View from a Teletherapist During Covid-19
March 11th was the day my office went dark.
The wooden cube calendar on my desk remains fixed on the date, like a monument to the day we all went into hiding from a common enemy: Covid-19. My office had been the place where my clients became comfortable and trusting, a cocoon-like space where they shared their deepest thoughts and feelings with me. As I was thrust into a virtual office, I wondered if that same connection would be possible. I wondered if the therapeutic bond with existing clients would weaken and if new clients would be able to form one at all.
I have often wished I could take a picture of each client in their virtual space and make a collage that would unite us in this experience and document this memory for myself. Of course, I cannot. Images of them in their bedrooms, backyards, bathrooms, or front seats of their cars rather than on my office couch will remain with me forever. The computer screen turned bright and their faces appeared. We looked into each other’s eyes and began. It has been messy: I have watched them struggle with children running in and out of the room, deliveries arriving at the wrong time, and no strong WiFi signal in the parking spot outside their homes. They have lost people. They have been furloughed.
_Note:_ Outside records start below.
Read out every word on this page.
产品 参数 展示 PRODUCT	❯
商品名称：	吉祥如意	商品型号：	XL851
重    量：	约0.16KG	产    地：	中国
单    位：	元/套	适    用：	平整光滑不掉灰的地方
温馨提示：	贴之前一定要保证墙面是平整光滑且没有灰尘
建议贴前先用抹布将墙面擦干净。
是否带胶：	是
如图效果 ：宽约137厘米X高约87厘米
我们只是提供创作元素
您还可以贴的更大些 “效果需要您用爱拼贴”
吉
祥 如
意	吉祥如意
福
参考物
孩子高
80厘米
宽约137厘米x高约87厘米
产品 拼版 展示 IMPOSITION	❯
And they have worried about the impact on their children. Our 50 minutes together have been the one weekly constant in a sea of change.
The new clients who had never met me in person before were more curious about my environment as they peered from their screens: “Is that a dog I hear?” “Is that office in your home?” “Do you live by yourself?” I realized that teletherapy began with a built-in distance: We see each other, but only a part of the picture framed by the computer screen. I don’t see the total you and you don’t see the total me. With a few new clients, I found that this distance made them feel safer to reveal more sensitive issues sooner than I’d expected. I wondered how they would feel later, when they saw me in person, and the real physical presence of each other lifted the buffer between me and the deepest secrets they shared.
One day the pandemic will be behind us and things will return to normal. Or will they? It is anyone’s guess. In my practice, I am always reminded of the resilience of people. How quickly we adapt to change even when it’s thrust upon us. For now, I am seeing many clients virtually and some in the office. The building that houses my office is empty of people, save a few accounting employees upstairs and the janitor, normally chatty, who waves hello to me from a distance in his surgical mask. My clients text me when they are outside and wait for my “all clear” to enter the lobby. They trickle in with their masks and hand sanitizer, looking like refugees relieved to come back.